Oltre la porta, anche la voce di Katia mi raggiunse i timpani, stordendoli una volta di più. L'odore di uova marce che ammorbava la stanza, la presenza di una trentenne in armatura nella mia camera da letto e gli strilli sempre più acuti delle due donne con cui dividevo l'esistenza fecero scattare qualcosa in me.
- Basta! 
La porta e le finestre del mio alloggio si spalancarono, quasi in risposta al mio grido. I fumi sulfurei si dispersero, e le due comari tacquero di botto, fissando inebetite me e l'essere che mi stava ancora inginocchiato davanti.
- Porta dell'Inferno, desideri che le uccida?

La tazza di tè che Katia teneva tra le mani tremolava ogni tanto, pur senza lasciar traboccare il liquido che conteneva. Lenora serviva la colazione con un'espressione cerea, facendo attenzione a girare al largo del mio demone da guardia, che le soffiava contro di quando in quando.
- Allora, zietta. Non le racconti la sua storia?
Zariel, voluttuosa, sorseggiava una cioccolata dolce: vestita come un'amazzone, faceva cambiare forma ai suoi occhi con il semplice scopo di disorientare l'interlocutrice, che già aveva il suo bel daffare a mantenere il controllo di sé.

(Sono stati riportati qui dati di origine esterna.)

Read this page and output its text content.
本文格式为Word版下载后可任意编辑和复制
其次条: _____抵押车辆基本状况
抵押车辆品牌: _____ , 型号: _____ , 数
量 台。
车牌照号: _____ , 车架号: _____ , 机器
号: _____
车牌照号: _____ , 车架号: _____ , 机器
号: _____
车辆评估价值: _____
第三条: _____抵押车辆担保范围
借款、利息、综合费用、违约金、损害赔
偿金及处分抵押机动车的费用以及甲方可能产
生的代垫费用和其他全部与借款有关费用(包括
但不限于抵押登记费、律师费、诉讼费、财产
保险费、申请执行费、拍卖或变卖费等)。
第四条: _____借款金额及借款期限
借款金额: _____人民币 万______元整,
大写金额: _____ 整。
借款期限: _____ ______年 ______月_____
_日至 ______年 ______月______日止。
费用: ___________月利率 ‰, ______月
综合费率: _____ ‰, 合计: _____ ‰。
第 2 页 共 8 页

Con quell'assurda tazza di tè davanti.
Come se non ci fosse assolutamente niente da dire.
- Altrimenti lo farò io. L'onniscienza non è certo un nostro attributo, ma abbiamo abitato le profondità della sua mente per moltissimo tempo... Le abbiamo esplorate sin nei minimi ricordi, anche quelli legati alla sua più tenera infanzia. 
- Voi demoni siete capaci soltanto di mentire -, sputò la donna.
Miczariel sorrise, puntando un artiglio contro Katia:
- Pensavo fossero gli umani quelli bravi a inventare meravigliose bugie, persino per ingannare sé stessi... Soprattutto per ingannare se stessi.
Alzandosi in piedi, la demone mi guardò: conosceva di me più di quel che sapevo su me stessa, mentre di lei altro non conoscevo che la voce... Neppure quell'aspetto era suo. Eppure, una parte di me provava un'innata fiducia per quella sconosciuta, un moto d'empatia che non riuscivo a spiegare.
- Hai graziato della vita l'assassina della tua famiglia, Ellissa. Se questa è una menzogna, sta a lei discolparsene: quando avrà pronunciato la sua difesa, starà a te confermare il verdetto. 
Con andatura felina, Zariel andò a posizionarsi dall'altro capo della stanza, lasciando me e Katia l'una di fronte all'altra.
- Parla, Katia. O il tizzone d'Inferno che sta in lei perderà la voglia di starti a sentire.